Summary of the comparison between the imputed and original L-R variables
Summary • Coefficients associated with the imputed variables are lower in magnitude. • Correction for attenuation helps. • In a number of cases even quite low correlations were correctly predicted. • In a single case the imputed variable showed a significant relationship when the original variable showed an insignificant coefficient. • Using the imputed variable one is in danger of making Type II error, much less Type I error.
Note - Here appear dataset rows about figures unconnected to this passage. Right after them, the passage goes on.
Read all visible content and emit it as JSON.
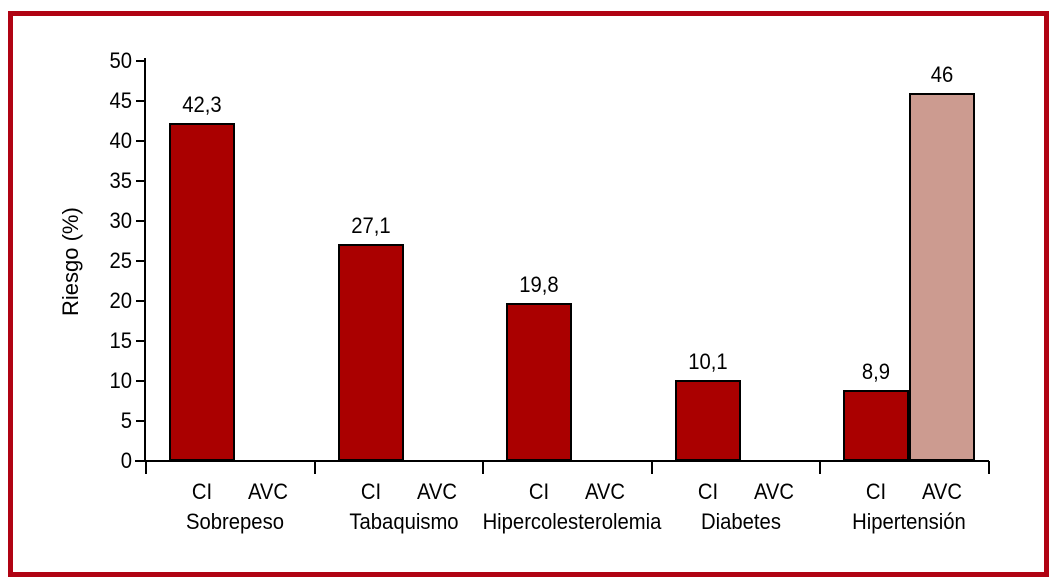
{
  "chart_data": {
    "type": "bar",
    "title": "",
    "xlabel": "",
    "ylabel": "Riesgo (%)",
    "ylim": [
      0,
      50
    ],
    "yticks": [
      0,
      5,
      10,
      15,
      20,
      25,
      30,
      35,
      40,
      45,
      50
    ],
    "grid": false,
    "legend_position": "none",
    "categories": [
      "Sobrepeso",
      "Tabaquismo",
      "Hipercolesterolemia",
      "Diabetes",
      "Hipertensión"
    ],
    "series": [
      {
        "name": "CI",
        "color": "#aa0000",
        "values": [
          42.3,
          27.1,
          19.8,
          10.1,
          8.9
        ],
        "value_labels": [
          "42,3",
          "27,1",
          "19,8",
          "10,1",
          "8,9"
        ]
      },
      {
        "name": "AVC",
        "color": "#cc9b90",
        "values": [
          0,
          0,
          0,
          0,
          46
        ],
        "value_labels": [
          "",
          "",
          "",
          "",
          "46"
        ]
      }
    ]
  },
  "frame": {
    "border_color": "#b00313"
  },
  "colors": {
    "axis": "#000000",
    "bar_outline": "#000000",
    "background": "#ffffff"
  }
}
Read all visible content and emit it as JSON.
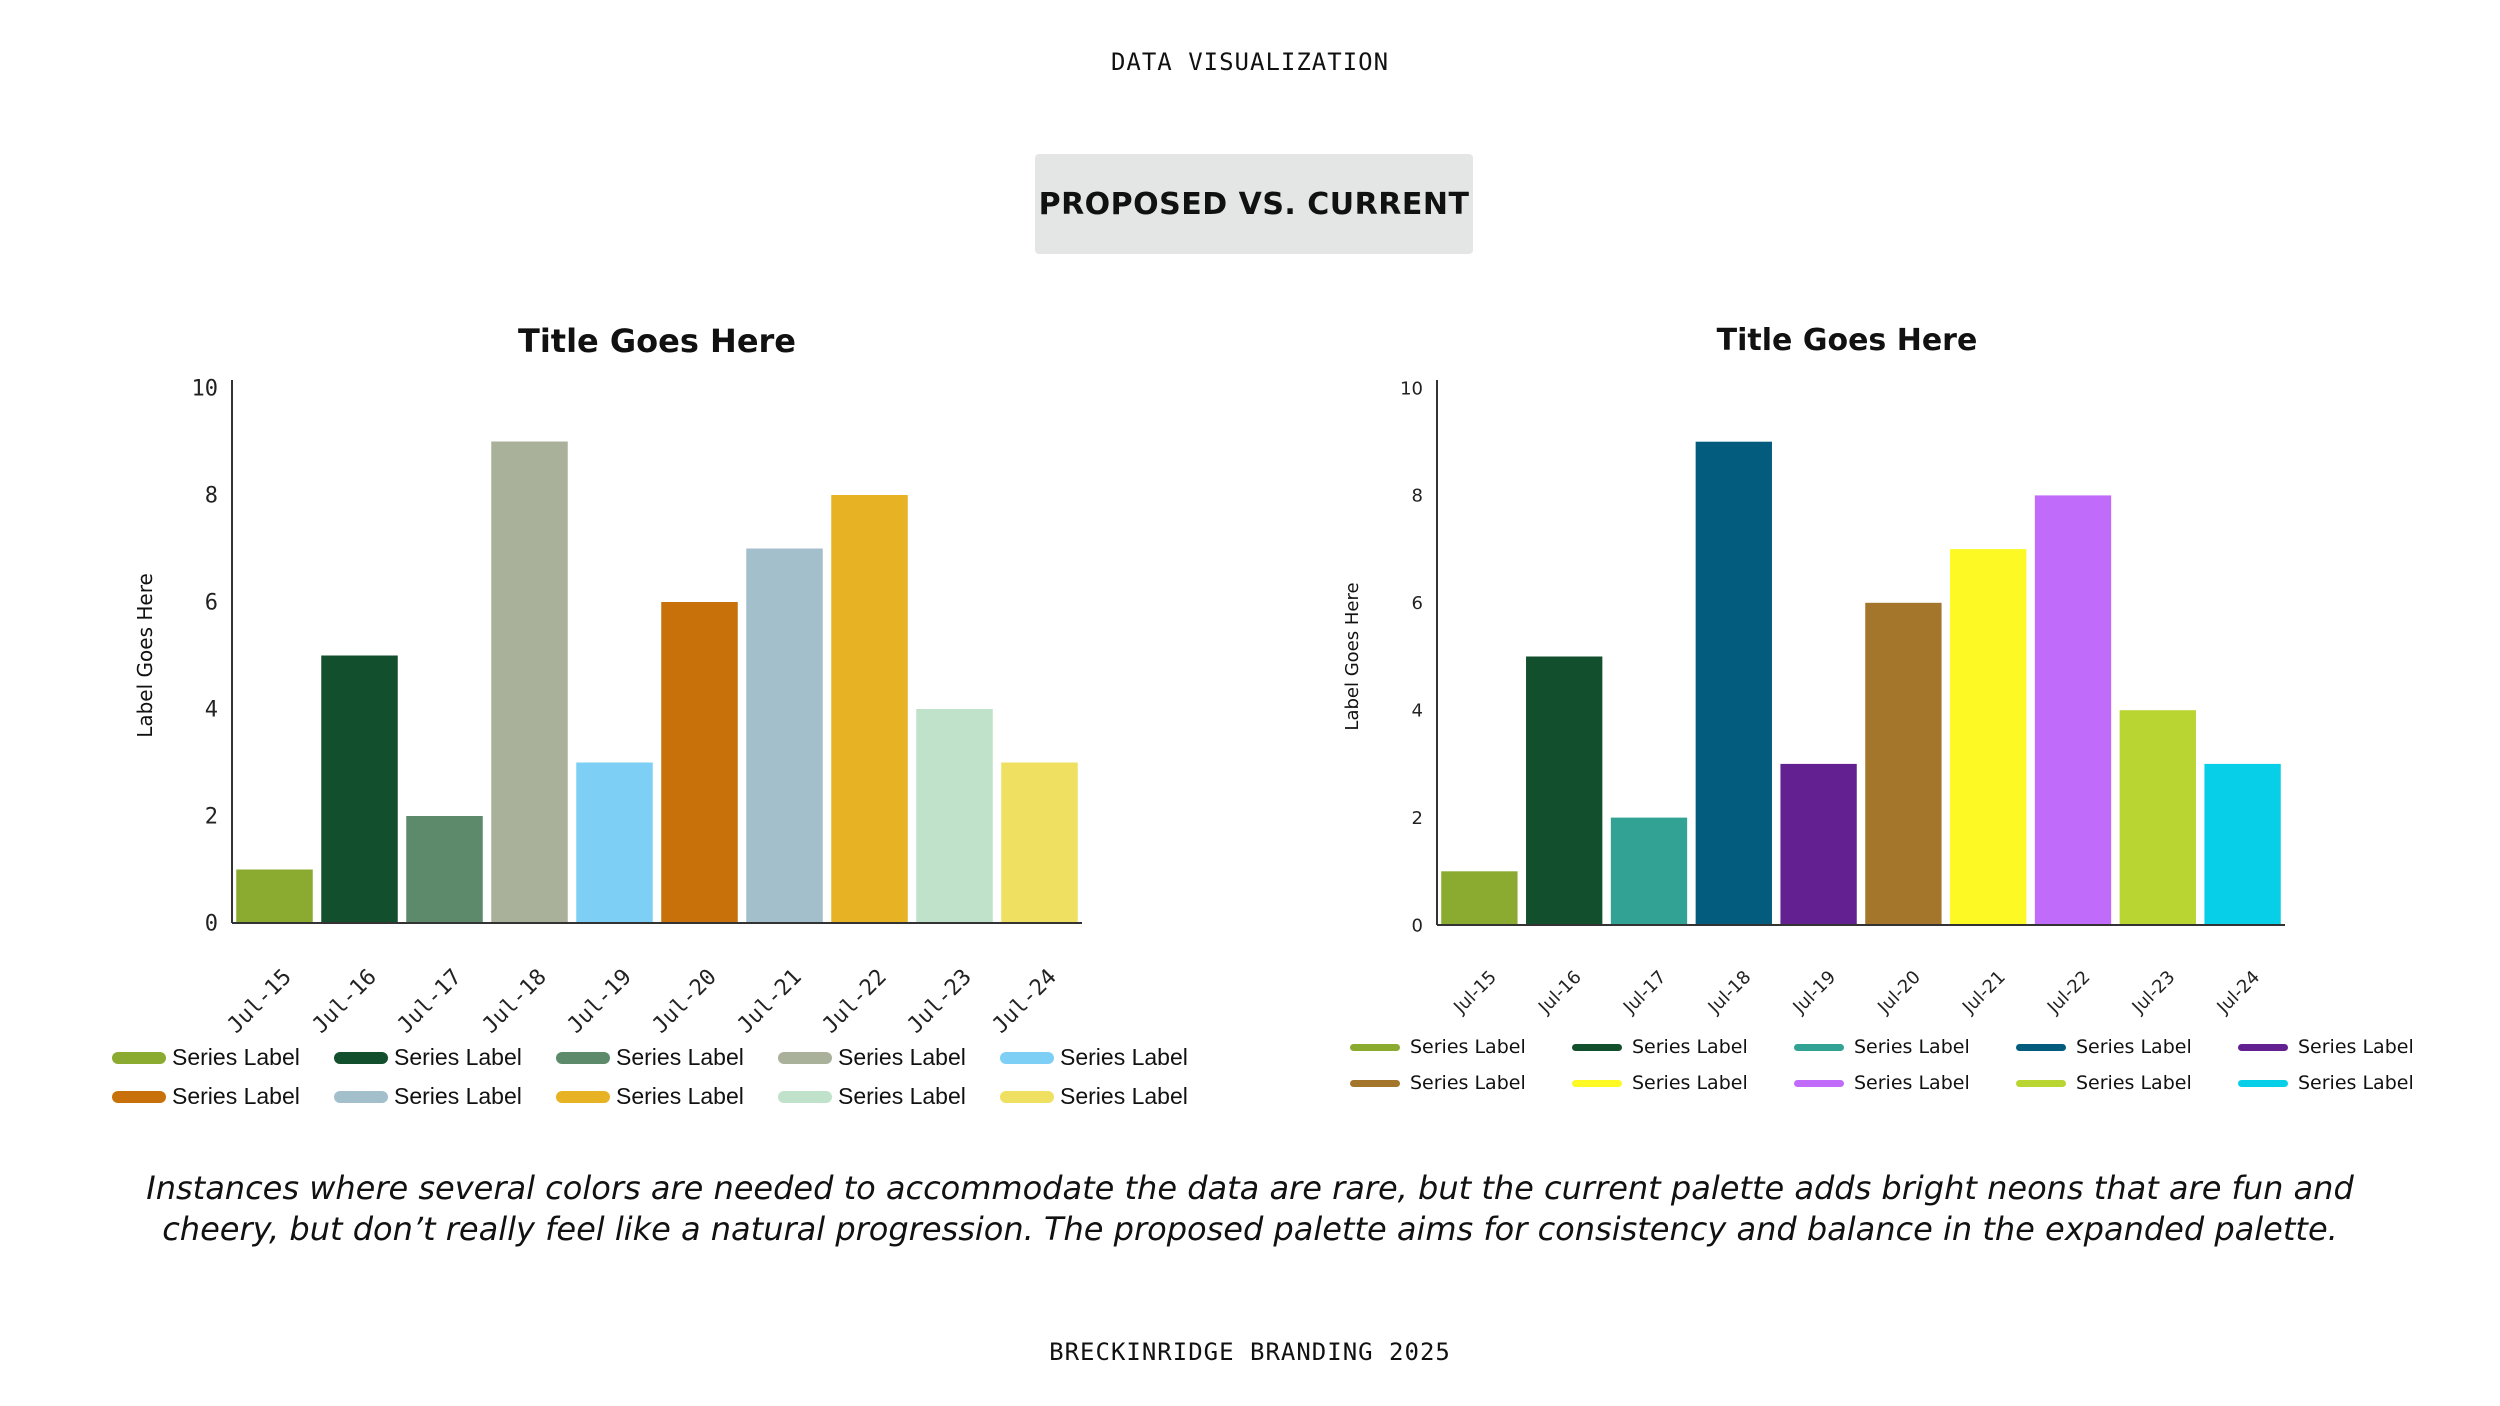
{
  "header": {
    "section": "DATA VISUALIZATION"
  },
  "badge": {
    "label": "PROPOSED VS. CURRENT"
  },
  "chart_data": [
    {
      "type": "bar",
      "palette_name": "proposed",
      "title": "Title Goes Here",
      "xlabel": "",
      "ylabel": "Label Goes Here",
      "ylim": [
        0,
        10
      ],
      "yticks": [
        0,
        2,
        4,
        6,
        8,
        10
      ],
      "categories": [
        "Jul-15",
        "Jul-16",
        "Jul-17",
        "Jul-18",
        "Jul-19",
        "Jul-20",
        "Jul-21",
        "Jul-22",
        "Jul-23",
        "Jul-24"
      ],
      "values": [
        1,
        5,
        2,
        9,
        3,
        6,
        7,
        8,
        4,
        3
      ],
      "colors": [
        "#8aab2f",
        "#124f2d",
        "#5c8a6b",
        "#aab19b",
        "#7dcff6",
        "#c8710a",
        "#a4bfcc",
        "#e7b324",
        "#c1e2ca",
        "#efe061"
      ],
      "legend": [
        {
          "label": "Series Label",
          "color": "#8aab2f"
        },
        {
          "label": "Series Label",
          "color": "#124f2d"
        },
        {
          "label": "Series Label",
          "color": "#5c8a6b"
        },
        {
          "label": "Series Label",
          "color": "#aab19b"
        },
        {
          "label": "Series Label",
          "color": "#7dcff6"
        },
        {
          "label": "Series Label",
          "color": "#c8710a"
        },
        {
          "label": "Series Label",
          "color": "#a4bfcc"
        },
        {
          "label": "Series Label",
          "color": "#e7b324"
        },
        {
          "label": "Series Label",
          "color": "#c1e2ca"
        },
        {
          "label": "Series Label",
          "color": "#efe061"
        }
      ]
    },
    {
      "type": "bar",
      "palette_name": "current",
      "title": "Title Goes Here",
      "xlabel": "",
      "ylabel": "Label Goes Here",
      "ylim": [
        0,
        10
      ],
      "yticks": [
        0,
        2,
        4,
        6,
        8,
        10
      ],
      "categories": [
        "Jul-15",
        "Jul-16",
        "Jul-17",
        "Jul-18",
        "Jul-19",
        "Jul-20",
        "Jul-21",
        "Jul-22",
        "Jul-23",
        "Jul-24"
      ],
      "values": [
        1,
        5,
        2,
        9,
        3,
        6,
        7,
        8,
        4,
        3
      ],
      "colors": [
        "#8aab2f",
        "#124f2d",
        "#31a293",
        "#035b7e",
        "#622090",
        "#a4762c",
        "#fcf924",
        "#c06bfa",
        "#b9d532",
        "#07cfe7"
      ],
      "legend": [
        {
          "label": "Series Label",
          "color": "#8aab2f"
        },
        {
          "label": "Series Label",
          "color": "#124f2d"
        },
        {
          "label": "Series Label",
          "color": "#31a293"
        },
        {
          "label": "Series Label",
          "color": "#035b7e"
        },
        {
          "label": "Series Label",
          "color": "#622090"
        },
        {
          "label": "Series Label",
          "color": "#a4762c"
        },
        {
          "label": "Series Label",
          "color": "#fcf924"
        },
        {
          "label": "Series Label",
          "color": "#c06bfa"
        },
        {
          "label": "Series Label",
          "color": "#b9d532"
        },
        {
          "label": "Series Label",
          "color": "#07cfe7"
        }
      ]
    }
  ],
  "caption": {
    "line1": "Instances where several colors are needed to accommodate the data are rare, but the current palette adds bright neons that are fun and",
    "line2": "cheery, but don’t really feel like a natural progression. The proposed palette aims for consistency and balance in the expanded palette."
  },
  "footer": {
    "text": "BRECKINRIDGE BRANDING 2025"
  }
}
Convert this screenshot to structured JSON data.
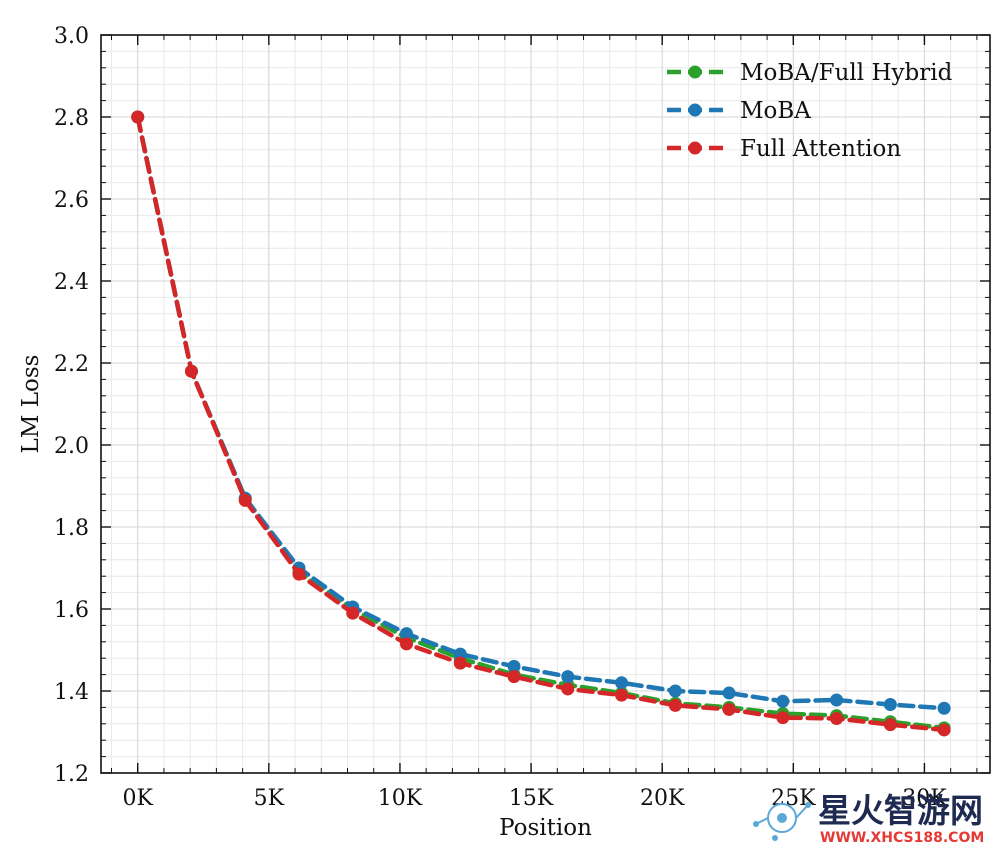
{
  "chart_data": {
    "type": "line",
    "title": "",
    "xlabel": "Position",
    "ylabel": "LM Loss",
    "xlim": [
      -1.4,
      32.5
    ],
    "ylim": [
      1.2,
      3.0
    ],
    "x_ticks": [
      0,
      5,
      10,
      15,
      20,
      25,
      30
    ],
    "x_tick_labels": [
      "0K",
      "5K",
      "10K",
      "15K",
      "20K",
      "25K",
      "30K"
    ],
    "y_ticks": [
      1.2,
      1.4,
      1.6,
      1.8,
      2.0,
      2.2,
      2.4,
      2.6,
      2.8,
      3.0
    ],
    "y_tick_labels": [
      "1.2",
      "1.4",
      "1.6",
      "1.8",
      "2.0",
      "2.2",
      "2.4",
      "2.6",
      "2.8",
      "3.0"
    ],
    "grid": true,
    "legend_position": "top-right",
    "line_style": "dashed",
    "x": [
      0,
      2.05,
      4.1,
      6.15,
      8.2,
      10.25,
      12.3,
      14.35,
      16.4,
      18.45,
      20.5,
      22.55,
      24.6,
      26.65,
      28.7,
      30.75
    ],
    "series": [
      {
        "name": "MoBA/Full Hybrid",
        "color": "#2ca02c",
        "values": [
          2.8,
          2.18,
          1.87,
          1.69,
          1.6,
          1.53,
          1.48,
          1.44,
          1.415,
          1.395,
          1.37,
          1.36,
          1.345,
          1.34,
          1.325,
          1.31
        ]
      },
      {
        "name": "MoBA",
        "color": "#1f77b4",
        "values": [
          2.8,
          2.18,
          1.87,
          1.7,
          1.605,
          1.54,
          1.49,
          1.46,
          1.435,
          1.42,
          1.4,
          1.395,
          1.375,
          1.378,
          1.367,
          1.358
        ]
      },
      {
        "name": "Full Attention",
        "color": "#d62728",
        "values": [
          2.8,
          2.18,
          1.865,
          1.685,
          1.59,
          1.515,
          1.468,
          1.435,
          1.405,
          1.39,
          1.365,
          1.355,
          1.335,
          1.333,
          1.318,
          1.305
        ]
      }
    ]
  },
  "watermark": {
    "text_main": "星火智游网",
    "text_sub": "WWW.XHCS188.COM"
  }
}
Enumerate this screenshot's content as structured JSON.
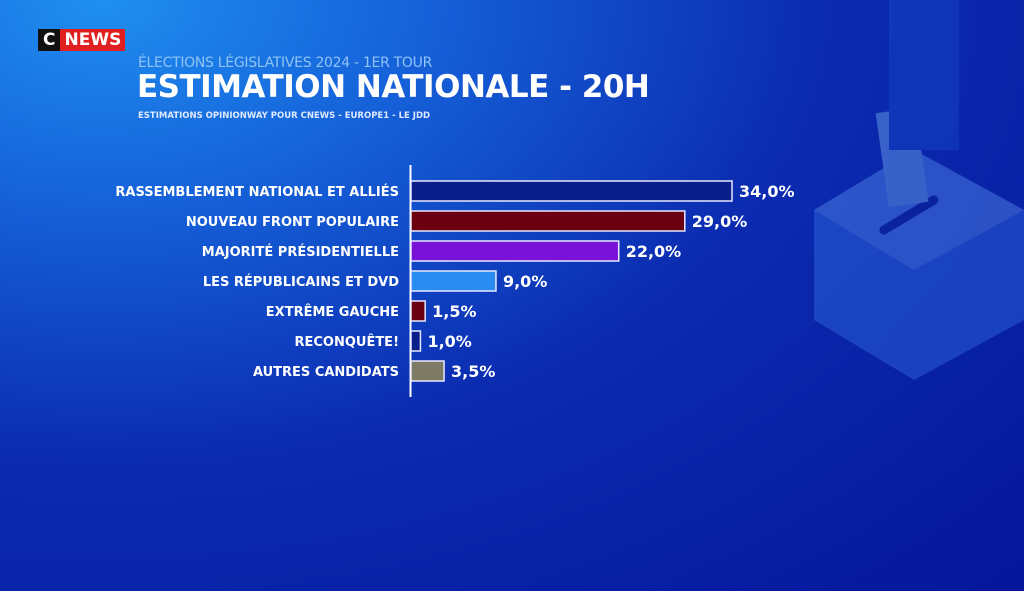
{
  "logo": {
    "c": "C",
    "news": "NEWS"
  },
  "header": {
    "kicker": "ÉLECTIONS LÉGISLATIVES 2024 - 1ER TOUR",
    "title": "ESTIMATION NATIONALE - 20H",
    "source": "ESTIMATIONS OPINIONWAY POUR CNEWS - EUROPE1 - LE JDD"
  },
  "chart_data": {
    "type": "bar",
    "orientation": "horizontal",
    "categories": [
      "RASSEMBLEMENT NATIONAL ET ALLIÉS",
      "NOUVEAU FRONT POPULAIRE",
      "MAJORITÉ PRÉSIDENTIELLE",
      "LES RÉPUBLICAINS ET DVD",
      "EXTRÊME GAUCHE",
      "RECONQUÊTE!",
      "AUTRES CANDIDATS"
    ],
    "values": [
      34.0,
      29.0,
      22.0,
      9.0,
      1.5,
      1.0,
      3.5
    ],
    "value_labels": [
      "34,0%",
      "29,0%",
      "22,0%",
      "9,0%",
      "1,5%",
      "1,0%",
      "3,5%"
    ],
    "colors": [
      "#0a1f8a",
      "#6b0010",
      "#7b12d8",
      "#2a8cf0",
      "#6b0010",
      "#0a1f8a",
      "#7d7a66"
    ],
    "unit": "%",
    "grid": false,
    "legend": "none"
  }
}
Problems to consider • Large proportion of missing values - use several ‘predictive’ data files for the imputation. • Small number of ‘predictive’ variables. • If the ‘imputationist’ and analyst are not the same person, the analyst may be interested in relationships unaccounted by the imputation model. • Imputation is done between different data sets - the major departure from the usual practice of the MI procedures.
Conclusion • The imputed variable strongly correlates with the ‘real’ responses (r is around .40, without correction for attenuation). • Multivariate model, using the variables from the prediction model, showed very close results if one used the imputed or original variables. • Univariate relationships with a broad set of attitudinal variables showed that by using imputed variable one is in danger of wrongly supporting the null-hypothesis, and underestimating the strength of the relationships. • The proposed method seems applicable especially in pilot-studies, and in studies using multiple surveys where particular questions are omitted from some studies. • Transfer of data between different sources through MI approach seems to be a reasonable alternative to aggregation.
“With our without missing data, the goal of a statistical procedure should be to make valid and efficient inferences about a population of interest – not to estimate, predict, or recover missing observations not to obtain the same results that we would have seen with complete data.” Schafer & Graham 2002, p. 149.